ROOT_URL is the URL to start crawling from. It may also be specified in a configuration file.

Options

Flag

Type

Default

Description

ROOT_URL

string

required unless set in config

Root URL to begin crawling when not provided by --config-file.

-o, --output

path

stdout

File path for the final plain-text report.

--log-file

path

stderr

File path for log messages.

--log-level

string

INFO

Minimum log level: DEBUG, INFO, WARNING, ERROR, CRITICAL. Case-insensitive (e.g. debug and DEBUG both work).

--timeout

int

10

Timeout in seconds for each HTTP request.

--retries

int

3

Number of retry attempts for transient failures.

--max-requests

int

unlimited

Maximum total HTTP requests to issue.

--max-depth

int

unlimited

Maximum directory depth to crawl.

--max-threads

int

10

Maximum number of concurrent threads.

--max-referencing-pages

int

10

Max referencing pages per URL in report.

--config-file

path

none

Path to a YAML configuration file.

--version

flag

Print version and exit.

Examples

Check a website with default settings:

link_check https://example.com

Save report to a file, limit depth and threads:

link_check https://example.com --max-depth 3 --max-threads 20 -o report.txt

Use a configuration file:

link_check --config-file config.yaml

Override config file timeout on the command line:

link_check --config-file config.yaml --timeout 30

Enable debug logging to a file:

link_check https://example.com --log-level debug --log-file crawl.log

Progress Reporting

While a crawl is running, a progress line is printed to stderr every 5 seconds:

[Progress] 365/~410 URLs checked | 12.2 URLs/s | 45 in queue | 8 threads active | 0m 30s elapsed

The fields are:

  • checked/~estimate — URLs fully processed so far, and an estimate of the total (checked + currently queued).

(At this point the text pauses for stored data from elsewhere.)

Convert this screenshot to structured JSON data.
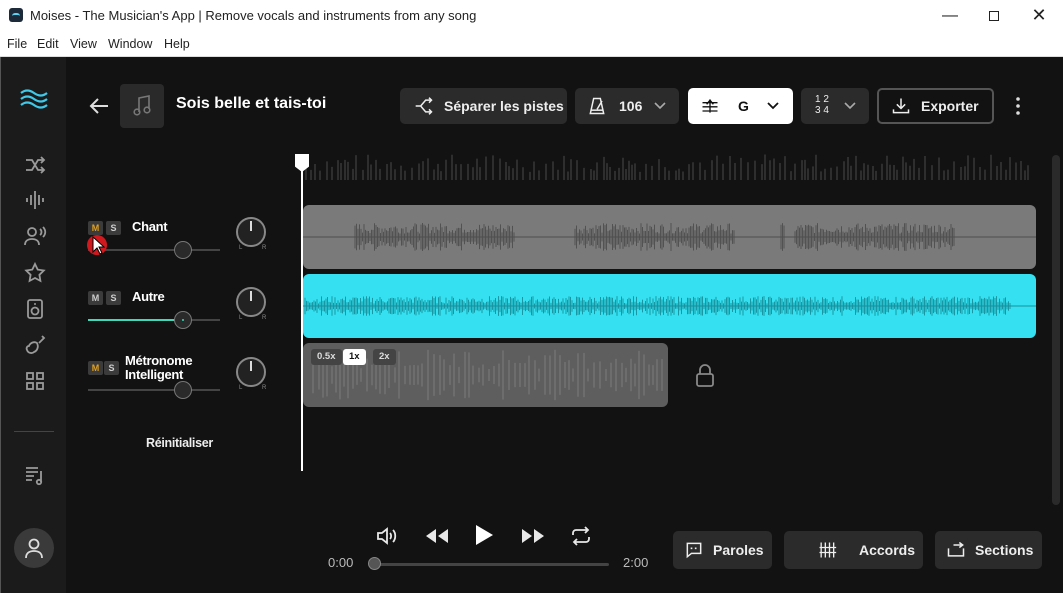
{
  "window": {
    "title": "Moises - The Musician's App | Remove vocals and instruments from any song",
    "minimize_icon": "minimize-icon",
    "maximize_icon": "maximize-icon",
    "close_icon": "close-icon"
  },
  "menu": [
    "File",
    "Edit",
    "View",
    "Window",
    "Help"
  ],
  "song": {
    "title": "Sois belle et tais-toi"
  },
  "toolbar": {
    "separate_label": "Séparer les pistes",
    "bpm": "106",
    "key": "G",
    "time_signature_top": "1 2",
    "time_signature_bottom": "3 4",
    "export_label": "Exporter"
  },
  "tracks": [
    {
      "name": "Chant",
      "mute": "M",
      "solo": "S",
      "muted": true,
      "volume": 0.72,
      "color": "#808080"
    },
    {
      "name": "Autre",
      "mute": "M",
      "solo": "S",
      "muted": false,
      "volume": 0.72,
      "color": "#35e0f0"
    },
    {
      "name": "Métronome Intelligent",
      "mute": "M",
      "solo": "S",
      "muted": false,
      "volume": 0.72,
      "color": "#6a6a6a"
    }
  ],
  "pan_labels": {
    "left": "L",
    "right": "R"
  },
  "metronome_speeds": [
    "0.5x",
    "1x",
    "2x"
  ],
  "metronome_speed_selected": "1x",
  "reset_label": "Réinitialiser",
  "transport": {
    "current_time": "0:00",
    "total_time": "2:00",
    "progress": 0.0
  },
  "bottom_buttons": {
    "lyrics_label": "Paroles",
    "chords_label": "Accords",
    "sections_label": "Sections"
  },
  "colors": {
    "accent": "#35e0f0",
    "background": "#121212",
    "rail": "#1b1b1b",
    "mute_active": "#d0191f"
  }
}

  • URLs/s — average request rate since the crawl started.

  • in queue — URLs waiting to be submitted to the thread pool.

  • threads active — worker threads currently executing (bounded by --max-threads).

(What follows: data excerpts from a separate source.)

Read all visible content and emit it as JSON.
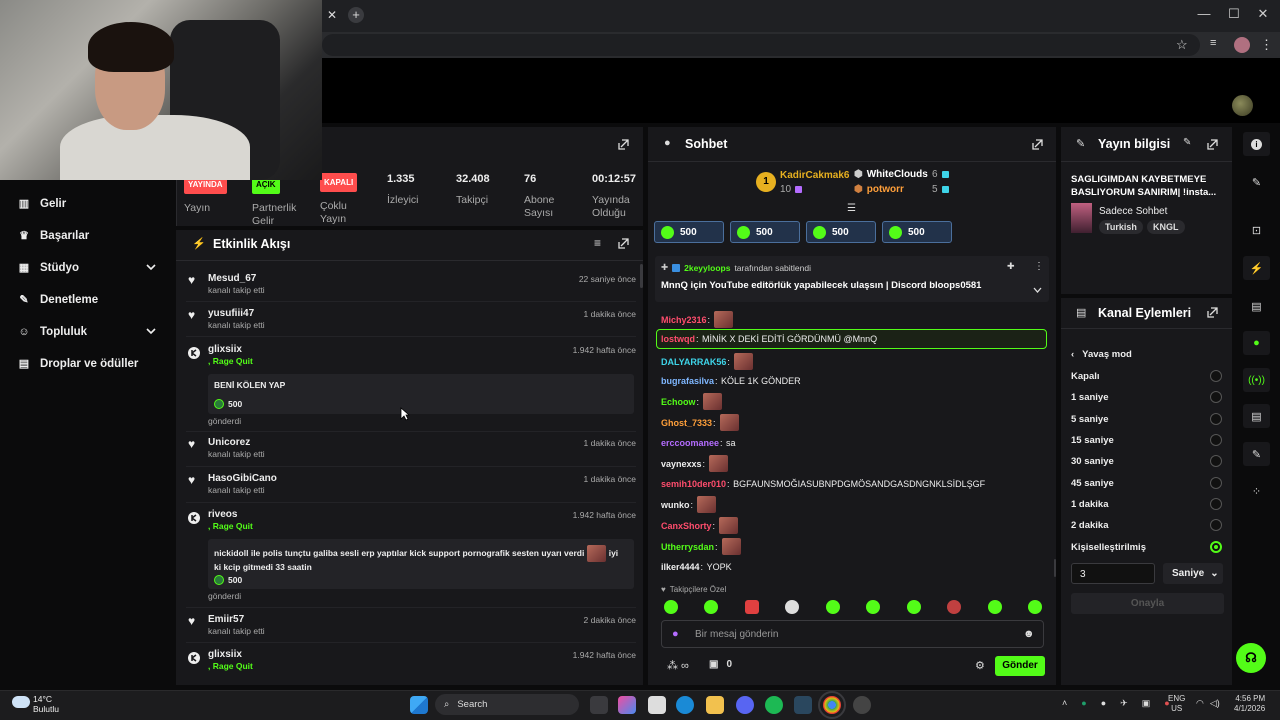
{
  "colors": {
    "accent": "#53fc18",
    "panel": "#18181b",
    "bg": "#0b0b0c"
  },
  "sidebar": {
    "items": [
      {
        "label": "Gelir",
        "icon": "bar-chart-icon"
      },
      {
        "label": "Başarılar",
        "icon": "trophy-icon"
      },
      {
        "label": "Stüdyo",
        "icon": "layout-icon"
      },
      {
        "label": "Denetleme",
        "icon": "wrench-icon"
      },
      {
        "label": "Topluluk",
        "icon": "people-icon"
      },
      {
        "label": "Droplar ve ödüller",
        "icon": "gift-icon"
      }
    ]
  },
  "stats": {
    "items": [
      {
        "badge": "YAYINDA",
        "label": "Yayın"
      },
      {
        "badge": "AÇIK",
        "label": "Partnerlik Gelir"
      },
      {
        "badge": "KAPALI",
        "label": "Çoklu Yayın"
      },
      {
        "value": "1.335",
        "label": "İzleyici"
      },
      {
        "value": "32.408",
        "label": "Takipçi"
      },
      {
        "value": "76",
        "label": "Abone Sayısı"
      },
      {
        "value": "00:12:57",
        "label": "Yayında Olduğu"
      }
    ]
  },
  "events": {
    "title": "Etkinlik Akışı",
    "items": [
      {
        "user": "Mesud_67",
        "action": "kanalı takip etti",
        "time": "22 saniye önce"
      },
      {
        "user": "yusufiii47",
        "action": "kanalı takip etti",
        "time": "1 dakika önce"
      },
      {
        "user": "glixsiix",
        "action": ", Rage Quit",
        "time": "1.942 hafta önce",
        "message": "BENİ KÖLEN YAP",
        "amount": "500",
        "sent": "gönderdi"
      },
      {
        "user": "Unicorez",
        "action": "kanalı takip etti",
        "time": "1 dakika önce"
      },
      {
        "user": "HasoGibiCano",
        "action": "kanalı takip etti",
        "time": "1 dakika önce"
      },
      {
        "user": "riveos",
        "action": ", Rage Quit",
        "time": "1.942 hafta önce",
        "message": "nickidoll ile polis tunçtu galiba sesli erp yaptılar kick support pornografik sesten uyarı verdi",
        "message2": "iyi ki kcip gitmedi 33 saatin",
        "amount": "500",
        "sent": "gönderdi"
      },
      {
        "user": "Emiir57",
        "action": "kanalı takip etti",
        "time": "2 dakika önce"
      },
      {
        "user": "glixsiix",
        "action": ", Rage Quit",
        "time": "1.942 hafta önce"
      }
    ]
  },
  "chat": {
    "title": "Sohbet",
    "leaders": [
      {
        "rank": "1",
        "name": "KadirCakmak6",
        "count": "10"
      },
      {
        "name": "WhiteClouds",
        "count": "6"
      },
      {
        "name": "potworr",
        "count": "5"
      }
    ],
    "gifts": [
      "500",
      "500",
      "500",
      "500"
    ],
    "pinned": {
      "by": "2keyyloops",
      "by_suffix": "tarafından sabitlendi",
      "text": "MnnQ için YouTube editörlük yapabilecek ulaşsın | Discord bloops0581"
    },
    "messages": [
      {
        "user": "Michy2316",
        "color": "#ff4d6d",
        "text": ""
      },
      {
        "user": "lostwqd",
        "color": "#ff4d6d",
        "text": "MİNİK X DEKİ EDİTİ GÖRDÜNMÜ @MnnQ"
      },
      {
        "user": "DALYARRAK56",
        "color": "#3ed4e8",
        "text": ""
      },
      {
        "user": "bugrafasilva",
        "color": "#7fb7ff",
        "text": "KÖLE 1K GÖNDER"
      },
      {
        "user": "Echoow",
        "color": "#53fc18",
        "text": ""
      },
      {
        "user": "Ghost_7333",
        "color": "#ff9f3a",
        "text": ""
      },
      {
        "user": "erccoomanee",
        "color": "#b46cff",
        "text": "sa"
      },
      {
        "user": "vaynexxs",
        "color": "#eeeeee",
        "text": ""
      },
      {
        "user": "semih10der010",
        "color": "#ff4d6d",
        "text": "BGFAUNSMOĞIASUBNPDGMÖSANDGASDNGNKLSİDLŞGF"
      },
      {
        "user": "wunko",
        "color": "#eeeeee",
        "text": ""
      },
      {
        "user": "CanxShorty",
        "color": "#ff4d6d",
        "text": ""
      },
      {
        "user": "Utherrysdan",
        "color": "#53fc18",
        "text": ""
      },
      {
        "user": "ilker4444",
        "color": "#eeeeee",
        "text": "YOPK"
      }
    ],
    "followers_only": "Takipçilere Özel",
    "placeholder": "Bir mesaj gönderin",
    "points": "0",
    "send_label": "Gönder"
  },
  "info": {
    "title": "Yayın bilgisi",
    "stream_title": "SAGLIGIMDAN KAYBETMEYE BASLIYORUM SANIRIM| !insta...",
    "category": "Sadece Sohbet",
    "tags": [
      "Turkish",
      "KNGL"
    ]
  },
  "actions": {
    "title": "Kanal Eylemleri",
    "back_label": "Yavaş mod",
    "options": [
      "Kapalı",
      "1 saniye",
      "5 saniye",
      "15 saniye",
      "30 saniye",
      "45 saniye",
      "1 dakika",
      "2 dakika",
      "Kişiselleştirilmiş"
    ],
    "selected": "Kişiselleştirilmiş",
    "custom_value": "3",
    "unit": "Saniye",
    "apply": "Onayla"
  },
  "taskbar": {
    "weather_temp": "14°C",
    "weather_desc": "Bulutlu",
    "search": "Search",
    "lang": "ENG",
    "lang2": "US",
    "time": "4:56 PM",
    "date": "4/1/2026"
  }
}
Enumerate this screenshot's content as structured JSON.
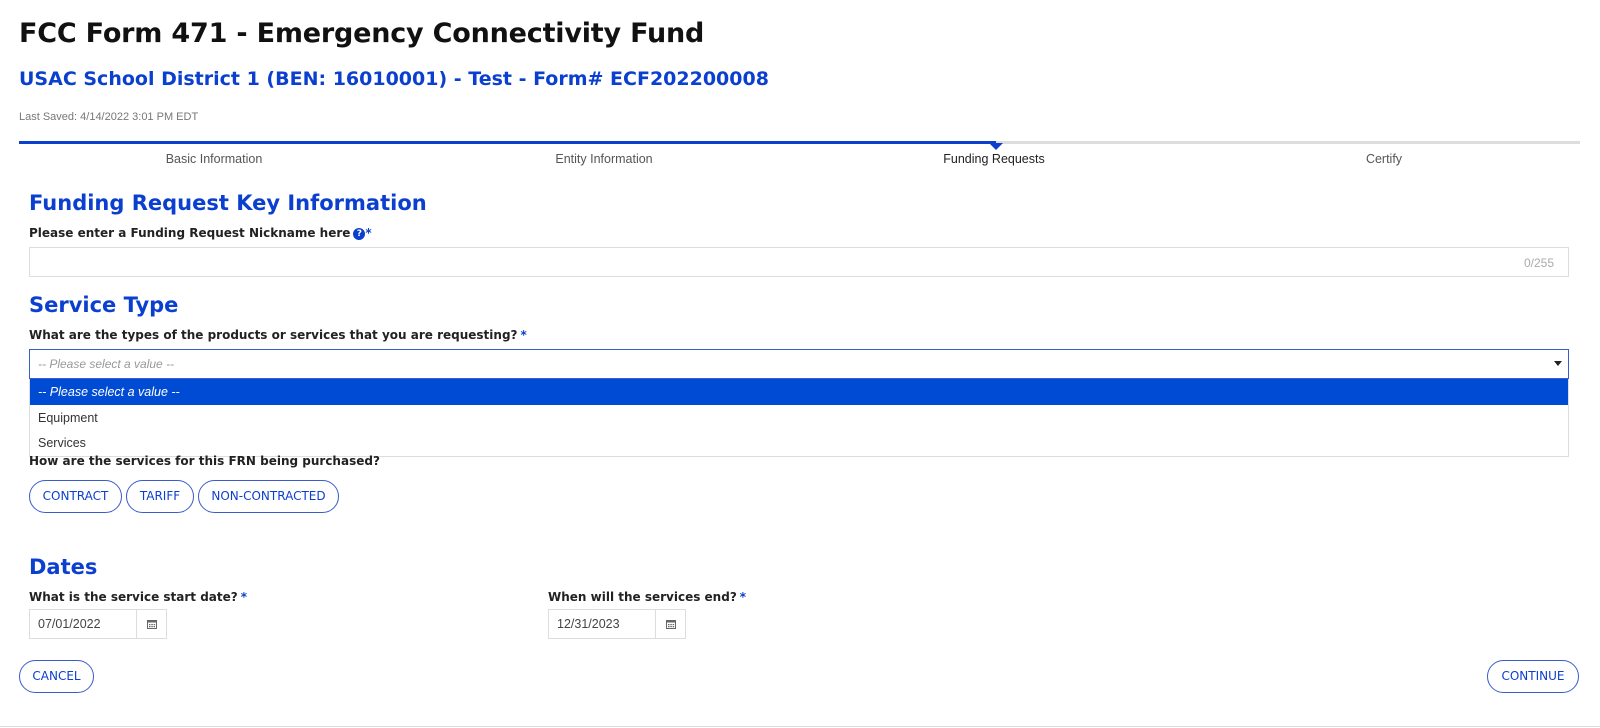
{
  "header": {
    "title": "FCC Form 471 - Emergency Connectivity Fund",
    "subtitle": "USAC School District 1 (BEN: 16010001) - Test  - Form# ECF202200008",
    "last_saved": "Last Saved: 4/14/2022 3:01 PM EDT"
  },
  "progress": {
    "steps": [
      {
        "label": "Basic Information",
        "state": "complete"
      },
      {
        "label": "Entity Information",
        "state": "complete"
      },
      {
        "label": "Funding Requests",
        "state": "active"
      },
      {
        "label": "Certify",
        "state": "upcoming"
      }
    ],
    "current_step": 3,
    "total_steps": 4,
    "accent_color": "#0b3fcf"
  },
  "key_info": {
    "heading": "Funding Request Key Information",
    "nickname_label": "Please enter a Funding Request Nickname here",
    "nickname_value": "",
    "nickname_counter": "0/255",
    "required_mark": "*",
    "help_icon": "question-circle-icon"
  },
  "service_type": {
    "heading": "Service Type",
    "question": "What are the types of the products or services that you are requesting?",
    "required_mark": "*",
    "selected_value": "-- Please select a value --",
    "options": [
      {
        "label": "-- Please select a value --",
        "highlighted": true
      },
      {
        "label": "Equipment",
        "highlighted": false
      },
      {
        "label": "Services",
        "highlighted": false
      }
    ],
    "purchase_question": "How are the services for this FRN being purchased?",
    "purchase_options": [
      "CONTRACT",
      "TARIFF",
      "NON-CONTRACTED"
    ]
  },
  "dates": {
    "heading": "Dates",
    "start_label": "What is the service start date?",
    "start_value": "07/01/2022",
    "end_label": "When will the services end?",
    "end_value": "12/31/2023",
    "required_mark": "*",
    "calendar_icon": "calendar-icon"
  },
  "footer": {
    "cancel_label": "CANCEL",
    "continue_label": "CONTINUE"
  },
  "colors": {
    "brand_blue": "#0b3fcf",
    "selected_option_bg": "#004bd4"
  }
}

  • elapsed — wall-clock time since the crawl started.

Interrupting a Crawl

Press Ctrl-C once to abort. Any in-flight HTTP requests are allowed to finish, then a partial report is generated from results collected so far and written to the configured output destination. A second Ctrl-C issues an immediate hard kill.

Exit Codes

Code

Meaning

0

All checks passed: no broken links, no non-200 responses, no broken anchors, no misplaced assets, no SSL errors.

1

One or more problems detected.

2

Fatal error: invalid arguments, config file not found or has unknown keys, etc.

130

Crawl was interrupted with Ctrl-C; report contains partial results.